“There he is!” both my fellow engineers said as I walked into the office this morning. I knew right away that this was not going to be the Monday I expected it to be.
“The database is down,” my boss said before I reached my chair. “Totally dead.”
“Ah, shit,” I replied, dropping my backpack and logging in. I typed a few commands so my tools were pointing at the right place, then started to check the database cluster.
It looked fine, humming away quietly to itself.
I checked the services that allow our software running elsewhere to connect to the database. All the stuff we controlled looked perfectly normal. That wasn’t a surprise; it would take active intervention to break them.
Yet, from the outside, those services were not responding. Something was definitely wrong, but it was not something our group had any control over.
As I was poking and prodding at the system, my boss was speaking behind me. “Maybe you could document some troubleshooting tips?” he asked. “I got as far as the init command, then I had no idea what to do.”
“I can write down some basics,” I said, too wrapped up in my own troubleshooting world to be polite, “but it’s going to assume you have a basic working knowledge of the tools.” I’d been hinting for a while that maybe he should get up to speed on the stuff. Fortunately my boss finds politeness to be inferior to directness. He’s an engineer.
After several minutes confirming that there was nothing I could do, I sent an urgent email to the list where the keepers of the infrastructure communicate. “All our systems are broken!” I said.
Someone else jumped in with more info, including the fact that he had detected the problem long before, while I was commuting. Apparently it had not occurred to him to notify anyone.
The problem affected a lot of people. There was much hurt. I can’t believe that while I was traveling to work and the system went to hell, no one else had bothered to mention it in the regular communication channels, from either the consumer or provider side.

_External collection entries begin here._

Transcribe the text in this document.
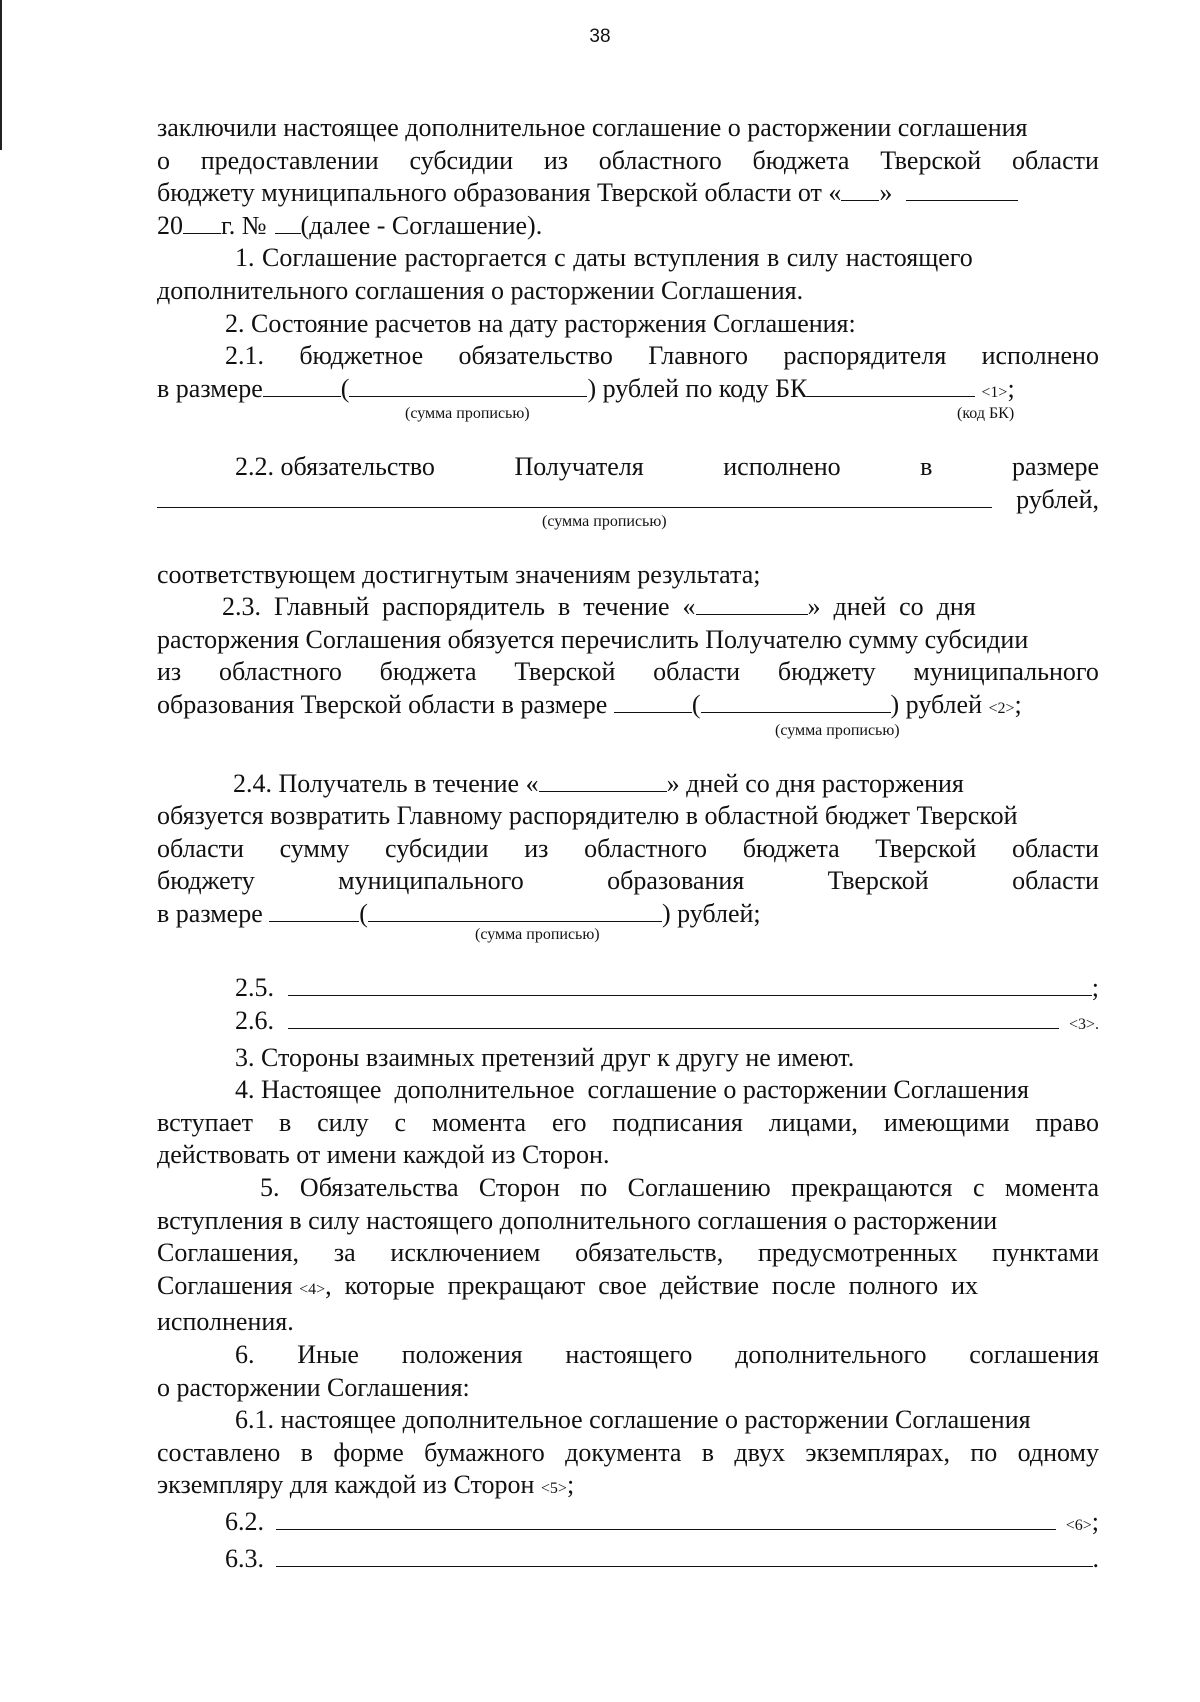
38
заключили настоящее дополнительное соглашение о расторжении соглашения
о предоставлении субсидии из областного бюджета Тверской области
бюджету муниципального образования Тверской области от « »
20 г. № (далее - Соглашение).
1. Соглашение расторгается с даты вступления в силу настоящего
дополнительного соглашения о расторжении Соглашения.
2. Состояние расчетов на дату расторжения Соглашения:
2.1. бюджетное обязательство Главного распорядителя исполнено
в размере	(	) рублей по коду БК	<1> ;
(сумма прописью)	(код БК)
2.2. обязательство	Получателя	исполнено	в	размере
рублей,
(сумма прописью)
соответствующем достигнутым значениям результата;
2.3.  Главный  распорядитель  в  течение  «	»  дней  со  дня
расторжения Соглашения обязуется перечислить Получателю сумму субсидии
из областного бюджета Тверской области бюджету муниципального
образования Тверской области в размере	(	) рублей <2> ;
(сумма прописью)
2.4. Получатель в течение «	» дней со дня расторжения
обязуется возвратить Главному распорядителю в областной бюджет Тверской
области сумму субсидии из областного бюджета Тверской области
бюджету	муниципального	образования	Тверской	области
в размере	(	) рублей;
(сумма прописью)
2.5.	;
2.6.	<3>.
3. Стороны взаимных претензий друг к другу не имеют.
4. Настоящее  дополнительное  соглашение о расторжении Соглашения
вступает в силу с момента его подписания лицами, имеющими право
действовать от имени каждой из Сторон.
5. Обязательства Сторон по Соглашению прекращаются с момента
вступления в силу настоящего дополнительного соглашения о расторжении
Соглашения, за исключением обязательств, предусмотренных пунктами
Соглашения <4> ,  которые  прекращают  свое  действие  после  полного  их
исполнения.
6. Иные положения настоящего дополнительного соглашения
о расторжении Соглашения:
6.1. настоящее дополнительное соглашение о расторжении Соглашения
составлено в форме бумажного документа в двух экземплярах, по одному
экземпляру для каждой из Сторон <5> ;
6.2.	<6> ;
6.3.	.
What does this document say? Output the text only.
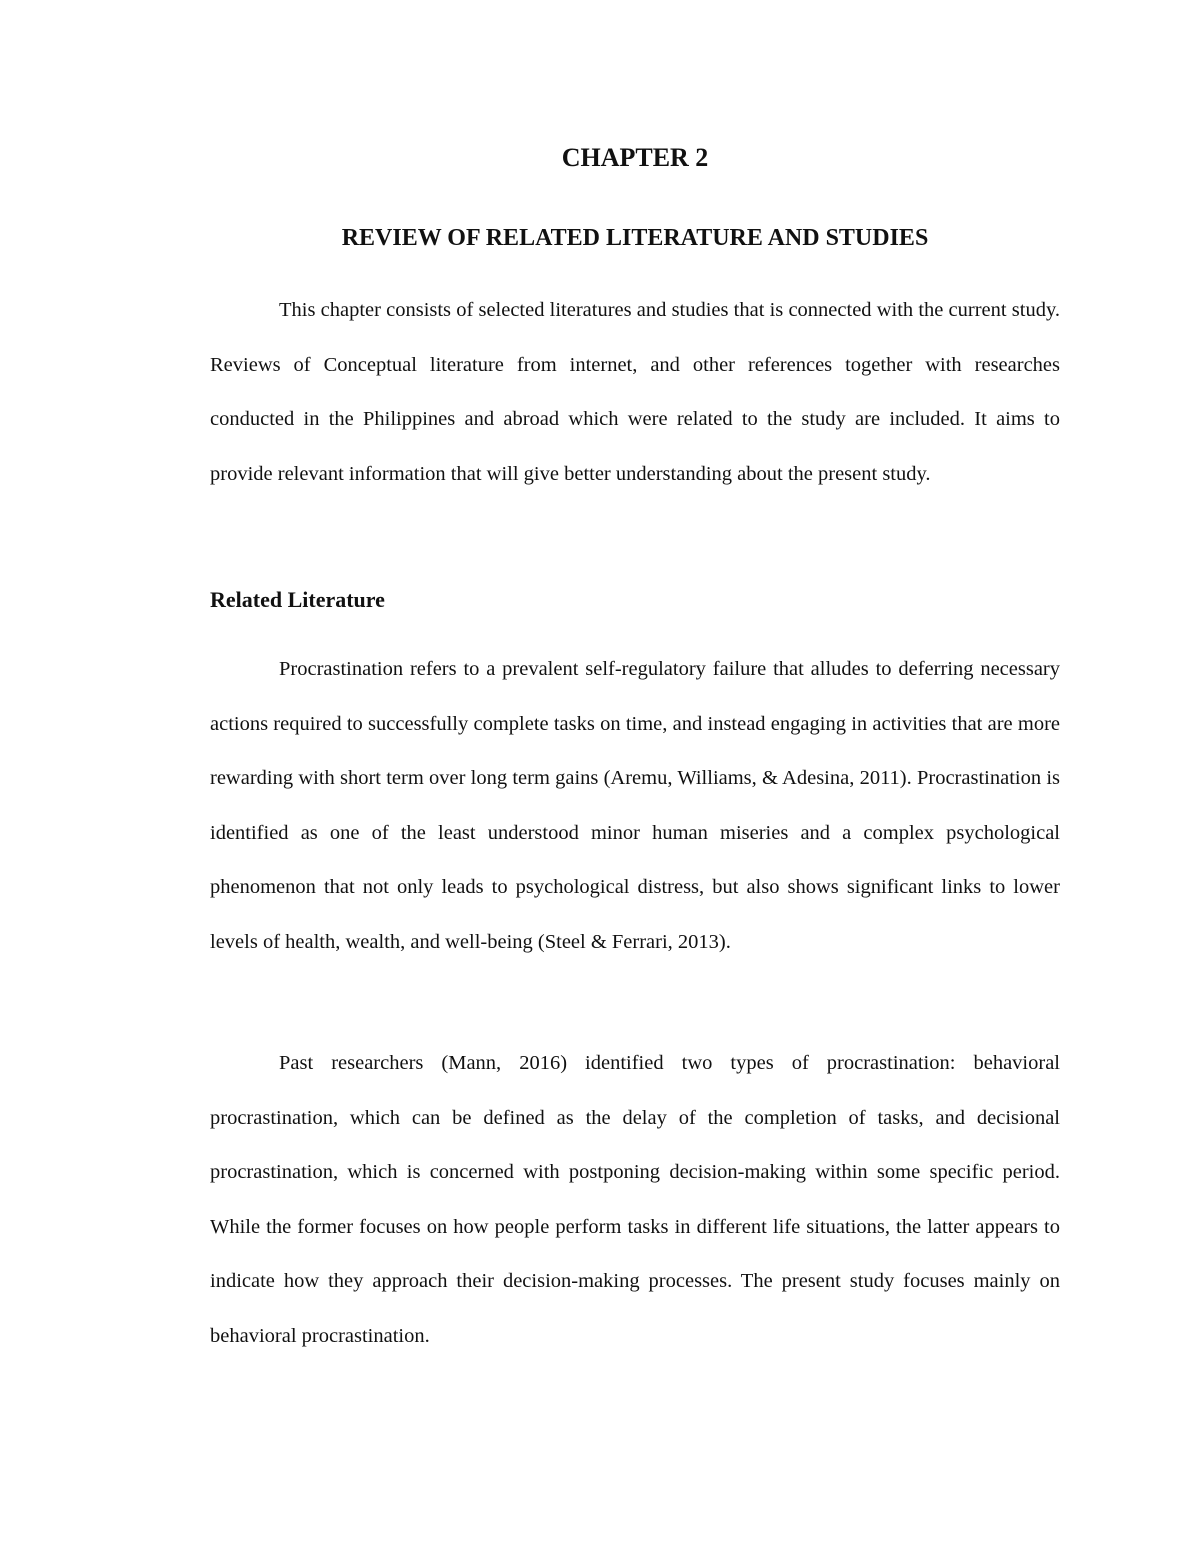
CHAPTER 2
REVIEW OF RELATED LITERATURE AND STUDIES

This chapter consists of selected literatures and studies that is connected with the current study. Reviews of Conceptual literature from internet, and other references together with researches conducted in the Philippines and abroad which were related to the study are included. It aims to provide relevant information that will give better understanding about the present study.

Related Literature

Procrastination refers to a prevalent self-regulatory failure that alludes to deferring necessary actions required to successfully complete tasks on time, and instead engaging in activities that are more rewarding with short term over long term gains (Aremu, Williams, & Adesina, 2011). Procrastination is identified as one of the least understood minor human miseries and a complex psychological phenomenon that not only leads to psychological distress, but also shows significant links to lower levels of health, wealth, and well-being (Steel & Ferrari, 2013).

Past researchers (Mann, 2016) identified two types of procrastination: behavioral procrastination, which can be defined as the delay of the completion of tasks, and decisional procrastination, which is concerned with postponing decision-making within some specific period. While the former focuses on how people perform tasks in different life situations, the latter appears to indicate how they approach their decision-making processes. The present study focuses mainly on behavioral procrastination.
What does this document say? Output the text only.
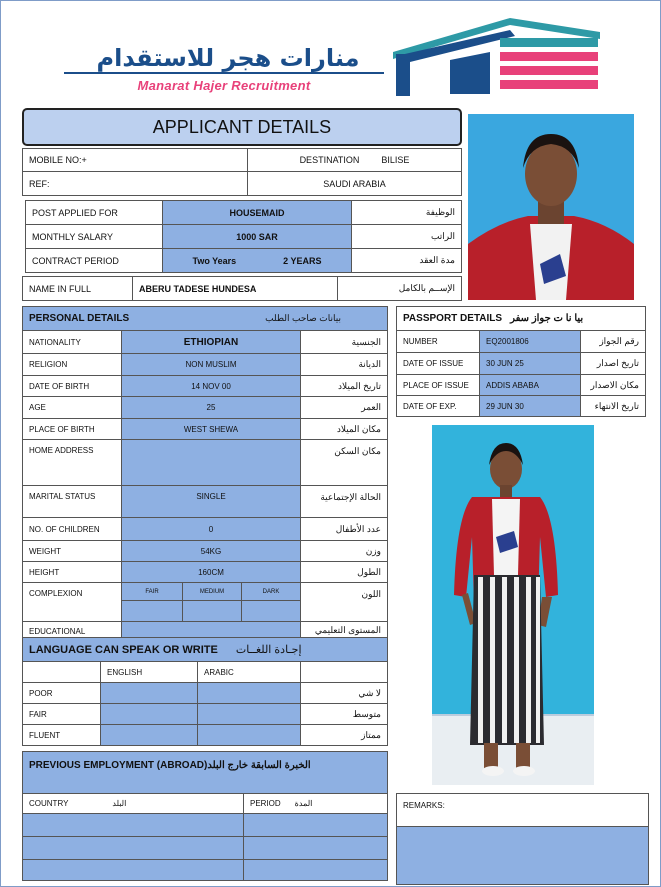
منارات هجر للاستقدام
Manarat Hajer Recruitment
APPLICANT DETAILS
MOBILE NO:+	DESTINATION BILISE
REF:	SAUDI ARABIA
POST APPLIED FOR	HOUSEMAID	الوظيفة
MONTHLY SALARY	1000 SAR	الراتب
CONTRACT PERIOD	Two Years	2 YEARS	مدة العقد
NAME IN FULL	ABERU TADESE HUNDESA	الإســم بالكامل
PERSONAL DETAILS	بيانات صاحب الطلب
NATIONALITY	ETHIOPIAN	الجنسية
RELIGION	NON MUSLIM	الديانة
DATE OF BIRTH	14 NOV 00	تاريخ الميلاد
AGE	25	العمر
PLACE OF BIRTH	WEST SHEWA	مكان الميلاد
HOME ADDRESS	مكان السكن
MARITAL STATUS	SINGLE	الحالة الإجتماعية
NO. OF CHILDREN	0	عدد الأطفال
WEIGHT	54KG	وزن
HEIGHT	160CM	الطول
COMPLEXION	FAIR	MEDIUM	DARK	اللون
EDUCATIONAL	المستوى التعليمي
LANGUAGE CAN SPEAK OR WRITE إجـادة اللغــات
ENGLISH	ARABIC
POOR	لا شي
FAIR	متوسط
FLUENT	ممتاز
PREVIOUS EMPLOYMENT (ABROAD) الخبرة السابقة خارج البلد
COUNTRY	البلد	PERIOD المدة
PASSPORT DETAILS بيا نا ت جواز سفر
NUMBER	EQ2001806	رقم الجواز
DATE OF ISSUE	30 JUN 25	تاريخ اصدار
PLACE OF ISSUE	ADDIS ABABA	مكان الاصدار
DATE OF EXP.	29 JUN 30	تاريخ الانتهاء
REMARKS:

After a while, things worked again, then stopped working, and finally started working for realsies. Eight hours after the problem started, and seven hours after it was formally recognized, the “it’s fixed” message came out, but by then we had been operating normally for several hours.
By moving our stuff to systems run by others, we made an assumption that those others are experts at running systems, and they could run things well enough that we could turn our own efforts into making new services. It’s an economically parsimonious idea.
But those systems have to work. When they don’t, I’m the one that gets the stink-eye in my department. Or the all-too-happy greeting.